You command Siri to search for nearest pizza delivery joints and you are presented with a list of them. As can be deduced, voice recognition has come a long way; however, this technology is not something recent. In fact, it has its roots back in the 1950s. Let’s delve into the past and take a look at the brief history of how voice recognition technology has evolved over time into the speech recognition software we know today.

From the 1950’s to the 1960’s

In the history of speech recognition software technology, this was the era of ‘baby talk’; only numbers and digits could be comprehended. In 1952, ‘Audrey’ was invented by Bell Laboratories which could only understand numbers. But in 1962, the ‘shoebox’ technology was able to understand 16 words in English. Later, voice recognition was enhanced to comprehend 9 consonants and 4 vowels.

In the 1970’s

The U.S. Department of Defense contributed heavily towards the development speech recognition systems and from 1971 to 1976, it funded the DARPA SUR (Speech Understanding Research) program. As a result, ‘Harpy’ was developed by Carnegie Mellon which had the ability to comprehend 1011 words. It employed a more efficient system of searching for logical sentences.

There were also parallel advancements in the technology such as the development of a device by Bell Laboratories that could understand more than one person’s voice.

In the 1980’s

A major breakthrough was the development of the hidden Markov model which used statistics to determine the probability of a word originating from an unknown sound. It did not rely on speech patterns or fixed templates. Many of these programs made their way into industries and business applications.

A doll was also made for children in 1987; it was known as ‘Julie’ and it could be trained by children to respond to their speech. But speech recognition systems of the 80s had one flaw: you had to take a break between each spoken word.

In the 1990’s

With the introduction of faster microprocessors, speech software became feasible. In 1990, the company Dragon released ‘Dragon Dictate’ which was the world’s first speech recognition software for consumers. In 1997, they improved it and developed ‘Dragon NaturallySpeaking’; you could speak 100 words in a minute.

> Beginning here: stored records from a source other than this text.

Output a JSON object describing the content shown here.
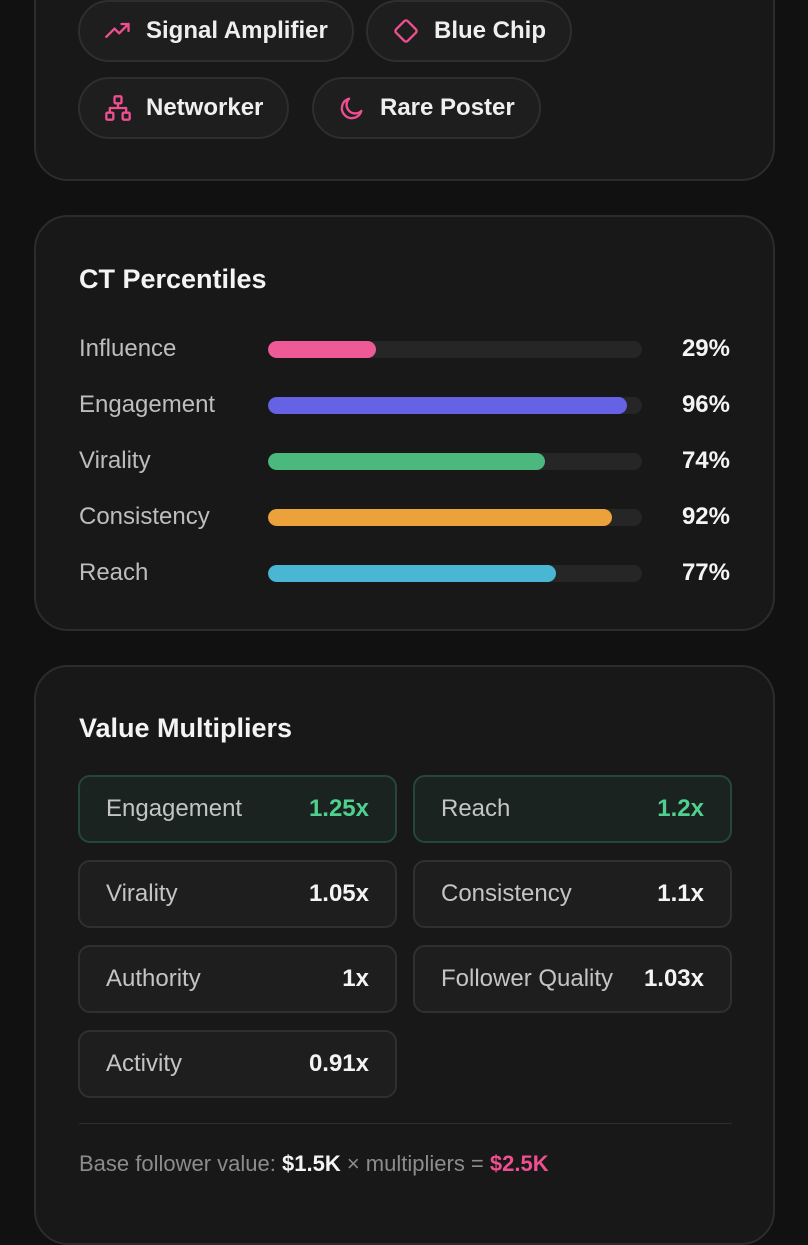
{
  "badges": [
    {
      "label": "Signal Amplifier",
      "icon": "trending-up-icon"
    },
    {
      "label": "Blue Chip",
      "icon": "diamond-icon"
    },
    {
      "label": "Networker",
      "icon": "network-icon"
    },
    {
      "label": "Rare Poster",
      "icon": "moon-icon"
    }
  ],
  "badge_icon_color": "#ee4f91",
  "percentiles": {
    "title": "CT Percentiles",
    "rows": [
      {
        "label": "Influence",
        "value": "29%",
        "fraction": 0.29,
        "color": "#ee5a96"
      },
      {
        "label": "Engagement",
        "value": "96%",
        "fraction": 0.96,
        "color": "#6662e6"
      },
      {
        "label": "Virality",
        "value": "74%",
        "fraction": 0.74,
        "color": "#4bb87e"
      },
      {
        "label": "Consistency",
        "value": "92%",
        "fraction": 0.92,
        "color": "#eba23a"
      },
      {
        "label": "Reach",
        "value": "77%",
        "fraction": 0.77,
        "color": "#49b7d4"
      }
    ]
  },
  "multipliers": {
    "title": "Value Multipliers",
    "items": [
      {
        "label": "Engagement",
        "value": "1.25x",
        "highlight": true
      },
      {
        "label": "Reach",
        "value": "1.2x",
        "highlight": true
      },
      {
        "label": "Virality",
        "value": "1.05x",
        "highlight": false
      },
      {
        "label": "Consistency",
        "value": "1.1x",
        "highlight": false
      },
      {
        "label": "Authority",
        "value": "1x",
        "highlight": false
      },
      {
        "label": "Follower Quality",
        "value": "1.03x",
        "highlight": false
      },
      {
        "label": "Activity",
        "value": "0.91x",
        "highlight": false
      }
    ],
    "footer": {
      "prefix": "Base follower value: ",
      "base_value": "$1.5K",
      "middle": " × multipliers = ",
      "total_value": "$2.5K"
    }
  }
}
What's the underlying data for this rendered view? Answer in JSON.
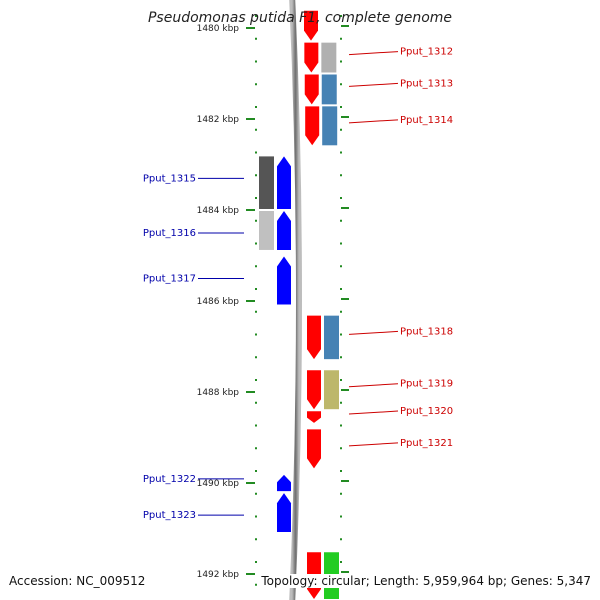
{
  "title": "Pseudomonas putida F1, complete genome",
  "footer": {
    "accession": "Accession: NC_009512",
    "summary": "Topology: circular; Length: 5,959,964 bp; Genes: 5,347"
  },
  "ruler": [
    {
      "label": "1480 kbp",
      "pos": 1480
    },
    {
      "label": "1482 kbp",
      "pos": 1482
    },
    {
      "label": "1484 kbp",
      "pos": 1484
    },
    {
      "label": "1486 kbp",
      "pos": 1486
    },
    {
      "label": "1488 kbp",
      "pos": 1488
    },
    {
      "label": "1490 kbp",
      "pos": 1490
    },
    {
      "label": "1492 kbp",
      "pos": 1492
    }
  ],
  "colors": {
    "forward_gene": "#ff0000",
    "reverse_gene": "#0000ff",
    "forward_label": "#cc0000",
    "reverse_label": "#0000aa",
    "backbone": "#808080",
    "ticks": "#228b22",
    "cog_blue": "#4682b4",
    "cog_khaki": "#bdb76b",
    "cog_gray": "#b0b0b0",
    "cog_dark": "#555555",
    "cog_light": "#c0c0c0",
    "cog_green": "#22cc22"
  },
  "genes": [
    {
      "label": "",
      "strand": "+",
      "start": 1479.6,
      "end": 1480.3,
      "cog": "",
      "cog_color": ""
    },
    {
      "label": "Pput_1312",
      "strand": "+",
      "start": 1480.3,
      "end": 1481.0,
      "cog": "gray",
      "cog_color": "#b0b0b0"
    },
    {
      "label": "Pput_1313",
      "strand": "+",
      "start": 1481.0,
      "end": 1481.7,
      "cog": "blue",
      "cog_color": "#4682b4"
    },
    {
      "label": "Pput_1314",
      "strand": "+",
      "start": 1481.7,
      "end": 1482.6,
      "cog": "blue",
      "cog_color": "#4682b4"
    },
    {
      "label": "Pput_1315",
      "strand": "-",
      "start": 1482.8,
      "end": 1484.0,
      "cog": "dark",
      "cog_color": "#555555"
    },
    {
      "label": "Pput_1316",
      "strand": "-",
      "start": 1484.0,
      "end": 1484.9,
      "cog": "light",
      "cog_color": "#c0c0c0"
    },
    {
      "label": "Pput_1317",
      "strand": "-",
      "start": 1485.0,
      "end": 1486.1,
      "cog": "",
      "cog_color": ""
    },
    {
      "label": "Pput_1318",
      "strand": "+",
      "start": 1486.3,
      "end": 1487.3,
      "cog": "blue",
      "cog_color": "#4682b4"
    },
    {
      "label": "Pput_1319",
      "strand": "+",
      "start": 1487.5,
      "end": 1488.4,
      "cog": "khaki",
      "cog_color": "#bdb76b"
    },
    {
      "label": "Pput_1320",
      "strand": "+",
      "start": 1488.4,
      "end": 1488.7,
      "cog": "",
      "cog_color": ""
    },
    {
      "label": "Pput_1321",
      "strand": "+",
      "start": 1488.8,
      "end": 1489.7,
      "cog": "",
      "cog_color": ""
    },
    {
      "label": "Pput_1322",
      "strand": "-",
      "start": 1489.8,
      "end": 1490.2,
      "cog": "",
      "cog_color": ""
    },
    {
      "label": "Pput_1323",
      "strand": "-",
      "start": 1490.2,
      "end": 1491.1,
      "cog": "",
      "cog_color": ""
    },
    {
      "label": "",
      "strand": "+",
      "start": 1491.5,
      "end": 1492.8,
      "cog": "green",
      "cog_color": "#22cc22"
    }
  ]
}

In 1996, the first voice activated portal (VAL) was made by BellSouth. However, this system is inaccurate and still is a nuisance for many people.

In the 2000’s

By 2001, speech recognition development had hit a plateau, until Google came along. Google invented an application called ‘Google Voice Search’ for iPhones which utilized data centers to compute the enormous amount of data analysis needed for matching user queries with actual examples of human speech.

In 2010, Google introduced personalized recognition on Android devices which would record different users’ voice queries to develop an enhanced speech model. It consists of 230 billion English words. Eventually, Apple’s Siri was invented which relied on cloud computing as well, and you have a personal assistant who is not only intelligent, but funny and witty too.